If you look at all of the data, you see a strong correlation between age and FEV. This graph shows the individual heights for each child at the X, Y value corresponding to the age and FEV. Notice that the younger children have heights in the high 40s and the low 50s and the older children have heights in the high 60s and low 70s.

## Relationship between age and FEV controlling for height between 46 and 49.5

When you look at the shortest kids, those with heights between 46 and 49.5, you see that the correlation is weak.

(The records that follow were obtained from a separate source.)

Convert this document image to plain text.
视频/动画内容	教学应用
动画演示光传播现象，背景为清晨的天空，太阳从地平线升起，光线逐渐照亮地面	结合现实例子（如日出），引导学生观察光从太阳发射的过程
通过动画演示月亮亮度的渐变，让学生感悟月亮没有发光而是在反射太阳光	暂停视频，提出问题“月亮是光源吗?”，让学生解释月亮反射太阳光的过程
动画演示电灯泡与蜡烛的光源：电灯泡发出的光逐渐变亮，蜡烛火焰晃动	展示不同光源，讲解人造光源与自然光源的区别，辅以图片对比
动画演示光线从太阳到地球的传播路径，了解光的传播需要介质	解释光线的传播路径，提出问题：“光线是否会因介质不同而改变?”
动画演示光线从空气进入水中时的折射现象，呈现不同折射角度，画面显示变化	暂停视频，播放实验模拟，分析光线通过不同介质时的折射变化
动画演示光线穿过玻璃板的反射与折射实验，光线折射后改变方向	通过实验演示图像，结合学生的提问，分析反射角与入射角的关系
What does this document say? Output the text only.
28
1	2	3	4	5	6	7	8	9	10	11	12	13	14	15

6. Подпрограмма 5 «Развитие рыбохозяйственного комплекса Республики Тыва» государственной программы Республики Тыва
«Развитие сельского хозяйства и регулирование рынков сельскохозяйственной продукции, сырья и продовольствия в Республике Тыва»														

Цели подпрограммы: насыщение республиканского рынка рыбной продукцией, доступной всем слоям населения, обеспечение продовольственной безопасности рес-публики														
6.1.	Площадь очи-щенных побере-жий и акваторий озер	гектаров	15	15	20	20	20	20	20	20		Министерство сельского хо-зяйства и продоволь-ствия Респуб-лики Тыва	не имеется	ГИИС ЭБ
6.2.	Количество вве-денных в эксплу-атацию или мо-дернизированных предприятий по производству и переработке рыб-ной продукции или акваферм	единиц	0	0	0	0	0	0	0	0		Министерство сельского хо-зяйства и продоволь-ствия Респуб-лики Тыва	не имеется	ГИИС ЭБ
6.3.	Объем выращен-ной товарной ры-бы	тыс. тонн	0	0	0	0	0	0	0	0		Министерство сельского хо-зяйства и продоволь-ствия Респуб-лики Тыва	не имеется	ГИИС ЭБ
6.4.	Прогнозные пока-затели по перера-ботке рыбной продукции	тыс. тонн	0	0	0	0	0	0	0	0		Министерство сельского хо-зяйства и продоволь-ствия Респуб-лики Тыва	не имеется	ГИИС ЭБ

## Relationship between age and FEV controlling for height between 50 and 53.5

You see a similar weak correlation when the height is between 50 and 53.5.

And so forth.

## Relationship between age and FEV controlling for height between 54 and 57.5

## Relationship between age and FEV controlling for height between 58 and 61.5

## Relationship between age and FEV controlling for height between 62 and 65.5

## Relationship between age and FEV controlling for height between 66 and 69.5

## Relationship between age and FEV controlling for height between 70 and 73.5

## Partial correlation calculation

The formal calculation of the partial correlation is shown here.

- $\frac{0.76-0.87 \times 0.79}{\sqrt{1-0.87^2}\sqrt{1-0.79^2}} = 0.24$

The correlation between age and FEV is very weak when you adjust for the child’s height.